From the course: AI-Powered Development: GitHub Copilot in Visual Studio
Commit message customization - Visual Studio Tutorial
From the course: AI-Powered Development: GitHub Copilot in Visual Studio
Commit message customization
- [Presenter] When you are working on a team, chances are you already follow coding standards. You might also have testing standards. And just like those, some teams will also have commit standards, a standard format that every commit message should follow. So for example, on our team, we wanna have a short paragraph summary at the top, a bullet list item for each change. Our team likes to have emojis on each of these bulleted items. I'm not a fan of that, but our team wants it. And then they want a summary of the total files changed at the end of the commit message.

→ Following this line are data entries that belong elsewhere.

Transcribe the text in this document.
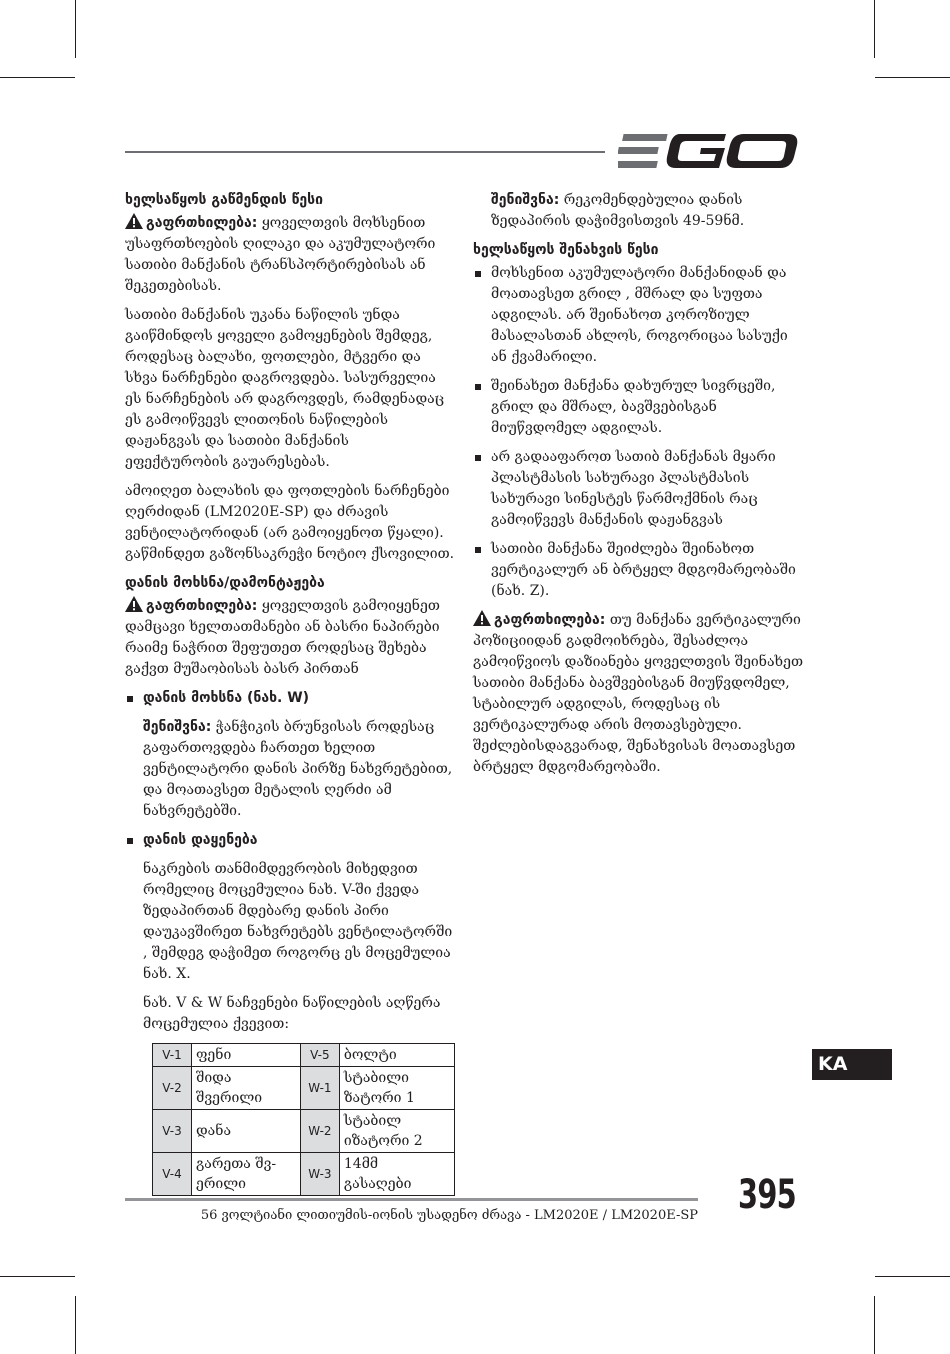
EGO
ხელსაწყოს გაწმენდის წესი

გაფრთხილება: ყოველთვის მოხსენით უსაფრთხოების ღილაკი და აკუმულატორი სათიბი მანქანის ტრანსპორტირებისას ან შეკეთებისას.

სათიბი მანქანის უკანა ნაწილის უნდა გაიწმინდოს ყოველი გამოყენების შემდეგ, როდესაც ბალახი, ფოთლები, მტვერი და სხვა ნარჩენები დაგროვდება. სასურველია ეს ნარჩენების არ დაგროვდეს, რამდენადაც ეს გამოიწვევს ლითონის ნაწილების დაჟანგვას და სათიბი მანქანის ეფექტურობის გაუარესებას.

ამოიღეთ ბალახის და ფოთლების ნარჩენები ღერძიდან (LM2020E-SP) და ძრავის ვენტილატორიდან (არ გამოიყენოთ წყალი). გაწმინდეთ გაზონსაკრეჭი ნოტიო ქსოვილით.

დანის მოხსნა/დამონტაჟება

გაფრთხილება: ყოველთვის გამოიყენეთ დამცავი ხელთათმანები ან ბასრი ნაპირები რაიმე ნაჭრით შეფუთეთ როდესაც შეხება გაქვთ მუშაობისას ბასრ პირთან

დანის მოხსნა (ნახ. W)

შენიშვნა: ჭანჭიკის ბრუნვისას როდესაც გაფართოვდება ჩართეთ ხელით ვენტილატორი დანის პირზე ნახვრეტებით, და მოათავსეთ მეტალის ღერძი ამ ნახვრეტებში.

დანის დაყენება

ნაკრების თანმიმდევრობის მიხედვით რომელიც მოცემულია ნახ. V-ში ქვედა ზედაპირთან მდებარე დანის პირი დაუკავშირეთ ნახვრეტებს ვენტილატორში , შემდეგ დაჭიმეთ როგორც ეს მოცემულია ნახ. X.

ნახ. V & W ნაჩვენები ნაწილების აღწერა მოცემულია ქვევით:

V-1	ფენი	V-5	ბოლტი
V-2	შიდა შვერილი	W-1	სტაბილი ზატორი 1
V-3	დანა	W-2	სტაბილ იზატორი 2
V-4	გარეთა შვ-ერილი	W-3	14მმ გასაღები

შენიშვნა: რეკომენდებულია დანის ზედაპირის დაჭიმვისთვის 49-59ნმ.

ხელსაწყოს შენახვის წესი
მოხსენით აკუმულატორი მანქანიდან და მოათავსეთ გრილ , მშრალ და სუფთა ადგილას. არ შეინახოთ კოროზიულ მასალასთან ახლოს, როგორიცაა სასუქი ან ქვამარილი.
შეინახეთ მანქანა დახურულ სივრცეში, გრილ და მშრალ, ბავშვებისგან მიუწვდომელ ადგილას.
არ გადააფაროთ სათიბ მანქანას მყარი პლასტმასის სახურავი პლასტმასის სახურავი სინესტეს წარმოქმნის რაც გამოიწვევს მანქანის დაჟანგვას
სათიბი მანქანა შეიძლება შეინახოთ ვერტიკალურ ან ბრტყელ მდგომარეობაში (ნახ. Z).

გაფრთხილება: თუ მანქანა ვერტიკალური პოზიციიდან გადმოიხრება, შესაძლოა გამოიწვიოს დაზიანება ყოველთვის შეინახეთ სათიბი მანქანა ბავშვებისგან მიუწვდომელ, სტაბილურ ადგილას, როდესაც ის ვერტიკალურად არის მოთავსებული. შეძლებისდაგვარად, შენახვისას მოათავსეთ ბრტყელ მდგომარეობაში.

KA
56 ვოლტიანი ლითიუმის-იონის უსადენო ძრავა - LM2020E / LM2020E-SP 395
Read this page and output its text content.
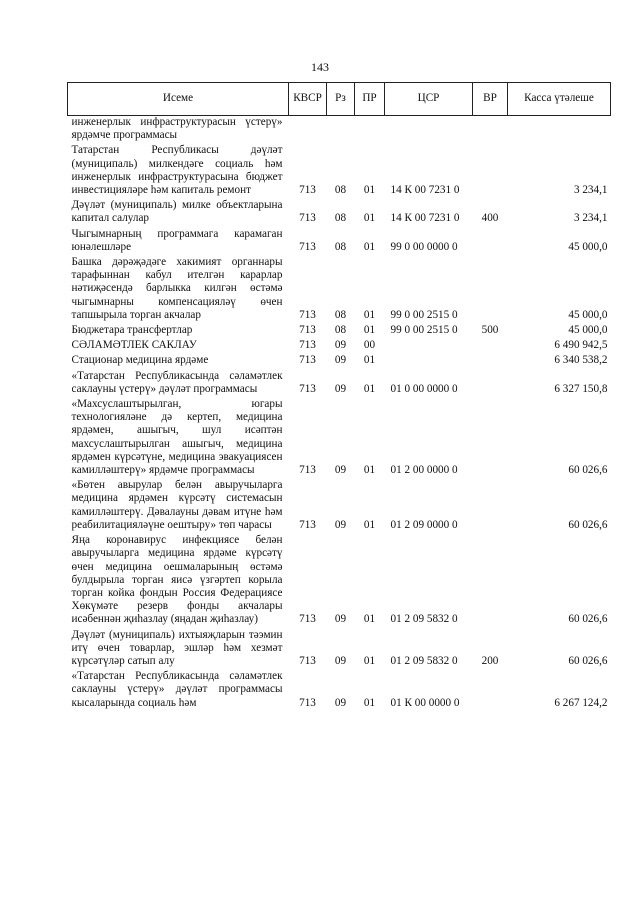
143
Исеме	КВСР	Рз	ПР	ЦСР	ВР	Касса үтәлеше
инженерлык инфраструктурасын үстерү» ярдәмче программасы						
Татарстан Республикасы дәүләт (муниципаль) милкендәге социаль һәм инженерлык инфраструктурасына бюджет инвестицияләре һәм капиталь ремонт	713	08	01	14 К 00 7231 0		3 234,1
Дәүләт (муниципаль) милке объектларына капитал салулар	713	08	01	14 К 00 7231 0	400	3 234,1
Чыгымнарның программага карамаган юнәлешләре	713	08	01	99 0 00 0000 0		45 000,0
Башка дәрәҗәдәге хакимият органнары тарафыннан кабул ителгән карарлар нәтиҗәсендә барлыкка килгән өстәмә чыгымнарны компенсацияләү өчен тапшырыла торган акчалар	713	08	01	99 0 00 2515 0		45 000,0
Бюджетара трансфертлар	713	08	01	99 0 00 2515 0	500	45 000,0
СӘЛАМӘТЛЕК САКЛАУ	713	09	00			6 490 942,5
Стационар медицина ярдәме	713	09	01			6 340 538,2
«Татарстан Республикасында сәламәтлек саклауны үстерү» дәүләт программасы	713	09	01	01 0 00 0000 0		6 327 150,8
«Махсуслаштырылган, югары технологияләне дә кертеп, медицина ярдәмен, ашыгыч, шул исәптән махсуслаштырылган ашыгыч, медицина ярдәмен күрсәтүне, медицина эвакуациясен камилләштерү» ярдәмче программасы	713	09	01	01 2 00 0000 0		60 026,6
«Бөтен авырулар белән авыручыларга медицина ярдәмен күрсәтү системасын камилләштерү. Дәвалауны дәвам итүне һәм реабилитацияләүне оештыру» төп чарасы	713	09	01	01 2 09 0000 0		60 026,6
Яңа коронавирус инфекциясе белән авыручыларга медицина ярдәме күрсәтү өчен медицина оешмаларының өстәмә булдырыла торган яисә үзгәртеп корыла торган койка фондын Россия Федерациясе Хөкүмәте резерв фонды акчалары исәбеннән җиһазлау (яңадан җиһазлау)	713	09	01	01 2 09 5832 0		60 026,6
Дәүләт (муниципаль) ихтыяҗларын тәэмин итү өчен товарлар, эшләр һәм хезмәт күрсәтүләр сатып алу	713	09	01	01 2 09 5832 0	200	60 026,6
«Татарстан Республикасында сәламәтлек саклауны үстерү» дәүләт программасы кысаларында социаль һәм	713	09	01	01 К 00 0000 0		6 267 124,2
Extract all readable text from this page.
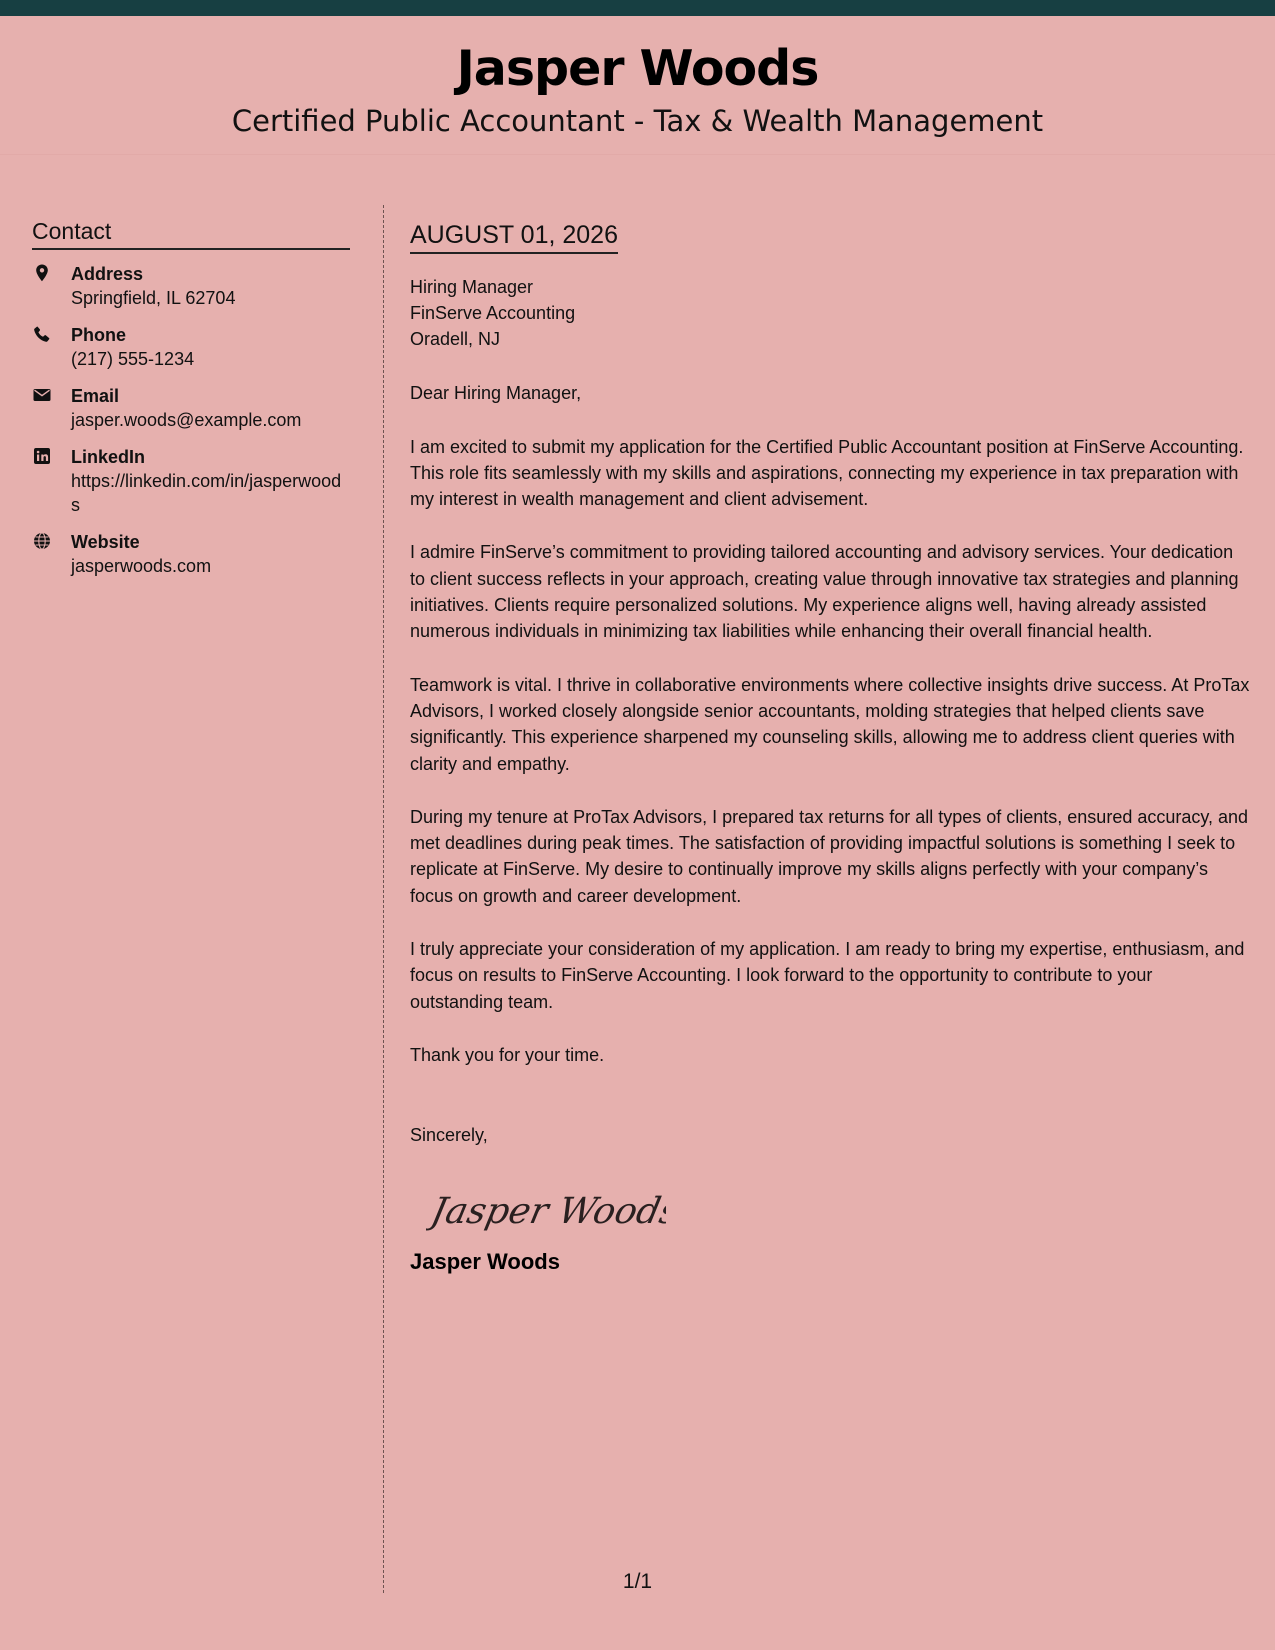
Jasper Woods
Certified Public Accountant - Tax & Wealth Management
Contact
Address
Springfield, IL 62704
Phone
(217) 555-1234
Email
jasper.woods@example.com
LinkedIn
https://linkedin.com/in/jasperwoods
Website
jasperwoods.com
AUGUST 01, 2026
Hiring Manager
FinServe Accounting
Oradell, NJ

Dear Hiring Manager,

I am excited to submit my application for the Certified Public Accountant position at FinServe Accounting. This role fits seamlessly with my skills and aspirations, connecting my experience in tax preparation with my interest in wealth management and client advisement.

I admire FinServe’s commitment to providing tailored accounting and advisory services. Your dedication to client success reflects in your approach, creating value through innovative tax strategies and planning initiatives. Clients require personalized solutions. My experience aligns well, having already assisted numerous individuals in minimizing tax liabilities while enhancing their overall financial health.

Teamwork is vital. I thrive in collaborative environments where collective insights drive success. At ProTax Advisors, I worked closely alongside senior accountants, molding strategies that helped clients save significantly. This experience sharpened my counseling skills, allowing me to address client queries with clarity and empathy.

During my tenure at ProTax Advisors, I prepared tax returns for all types of clients, ensured accuracy, and met deadlines during peak times. The satisfaction of providing impactful solutions is something I seek to replicate at FinServe. My desire to continually improve my skills aligns perfectly with your company’s focus on growth and career development.

I truly appreciate your consideration of my application. I am ready to bring my expertise, enthusiasm, and focus on results to FinServe Accounting. I look forward to the opportunity to contribute to your outstanding team.

Thank you for your time.

Sincerely,
Jasper Woods
Jasper Woods
1/1
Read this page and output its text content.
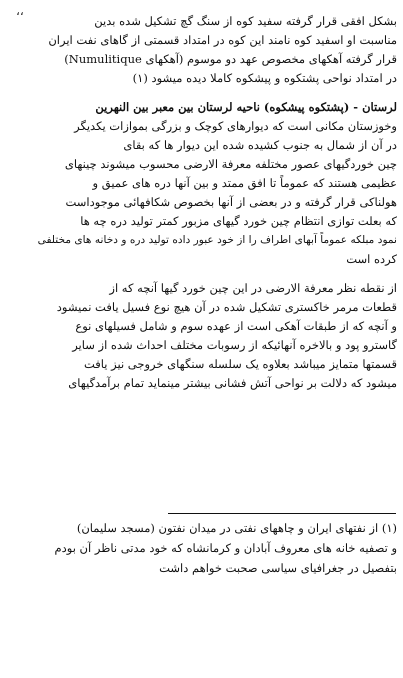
،،
بشکل افقی قرار گرفته سفید کوه از سنگ گچ تشکیل شده بدین
مناسبت او اسفید کوه نامند این کوه در امتداد قسمتی از گاهای نفت ایران
قرار گرفته آهکهای مخصوص عهد دو موسوم (آهکهای Numulitique)
در امتداد نواحی پشتکوه و پیشکوه کاملا دیده میشود (۱)
لرستان - (پشتکوه پیشکوه) ناحیه لرستان بین معبر بین النهرین
وخوزستان مکانی است که دیوارهای کوچک و بزرگی بموازات یکدیگر
در آن از شمال به جنوب کشیده شده این دیوار ها که بقای
چین خوردگیهای عصور مختلفه معرفة الارضی محسوب میشوند چینهای
عظیمی هستند که عموماً تا افق ممتد و بین آنها دره های عمیق و
هولناکی قرار گرفته و در بعضی از آنها بخصوص شکافهائی موجوداست
که بعلت توازی انتظام چین خورد گیهای مزبور کمتر تولید دره چه ها
نمود مبلکه عموماً آبهای اطراف را از خود عبور داده تولید دره و دخانه های مختلفی
کرده است
از نقطه نظر معرفة الارضی در این چین خورد گیها آنچه که از
قطعات مرمر خاکستری تشکیل شده در آن هیچ نوع فسیل یافت نمیشود
و آنچه که از طبقات آهکی است از عهده سوم و شامل فسیلهای نوع
گاسترو پود و بالاخره آنهائیکه از رسوبات مختلف احداث شده از سایر
قسمتها متمایز میباشد بعلاوه یک سلسله سنگهای خروجی نیز یافت
میشود که دلالت بر نواحی آتش فشانی بیشتر مینماید تمام برآمدگیهای
(۱) از نفتهای ایران و چاههای نفتی در میدان نفتون (مسجد سلیمان)
و تصفیه خانه های معروف آبادان و کرمانشاه که خود مدتی ناظر آن بودم
بتفصیل در جغرافیای سیاسی صحبت خواهم داشت
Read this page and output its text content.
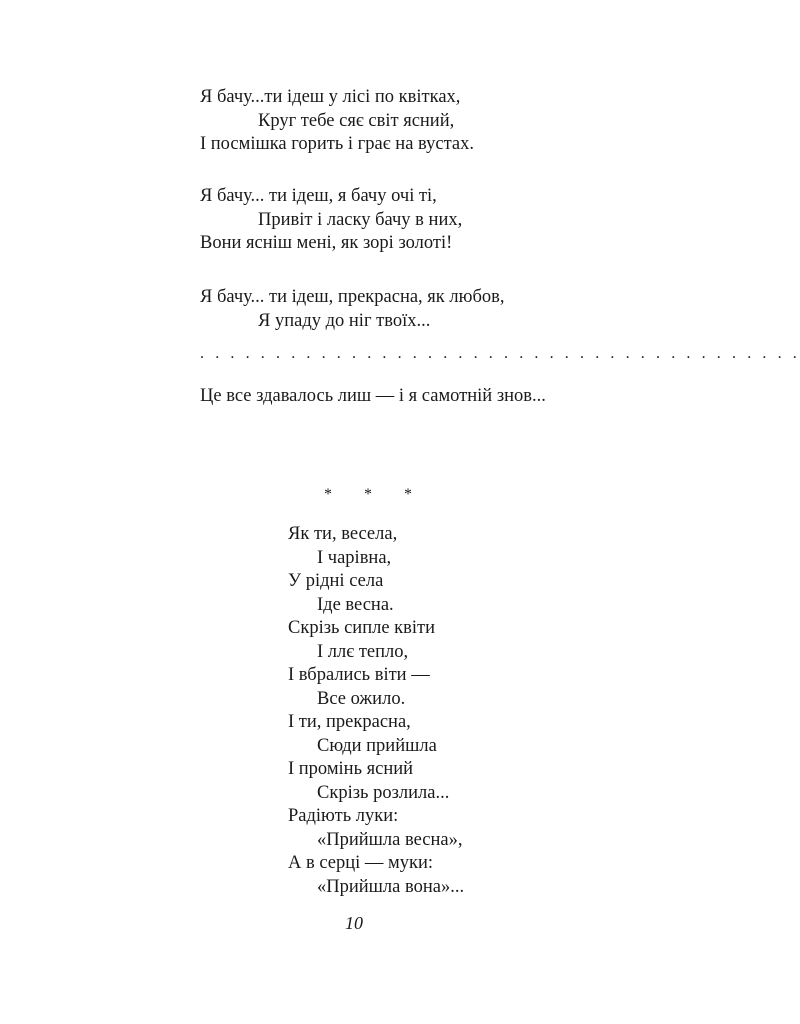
Я бачу...ти ідеш у лісі по квітках,
Круг тебе сяє світ ясний,
І посмішка горить і грає на вустах.
Я бачу... ти ідеш, я бачу очі ті,
Привіт і ласку бачу в них,
Вони ясніш мені, як зорі золоті!
Я бачу... ти ідеш, прекрасна, як любов,
Я упаду до ніг твоїх...
. . . . . . . . . . . . . . . . . . . . . . . . . . . . . . . . . . . . . . . .
Це все здавалось лиш — і я самотній знов...
* * *
Як ти, весела,
І чарівна,
У рідні села
Іде весна.
Скрізь сипле квіти
І ллє тепло,
І вбрались віти —
Все ожило.
І ти, прекрасна,
Сюди прийшла
І промінь ясний
Скрізь розлила...
Радіють луки:
«Прийшла весна»,
А в серці — муки:
«Прийшла вона»...
10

These standards keep the history consistent, but remembering the right format every single time can be a bit of a hassle. So we can provide Copilot with commit message instructions, and it will apply these guidelines every single time you check in code. Here's our rules. Write a short paragraph summary at the top. Use a bulleted list, emojis, for each change. Be concise and clear. Avoid overly-detailed explanations. At the end of the message, include a summary of total files changed. So what we do is we copy this, we go to Tools, Options, we go to GitHub, Copilot, and then in this section, we wanna enable Git preview features, and then paste your instructions I copied from this Word doc into here, and then click on OK. Now, when I generate my commit message, it should follow the custom instructions. With a little customization, Copilot doesn't just make commit messages smarter. it makes them fit seamlessly into our team's workflow.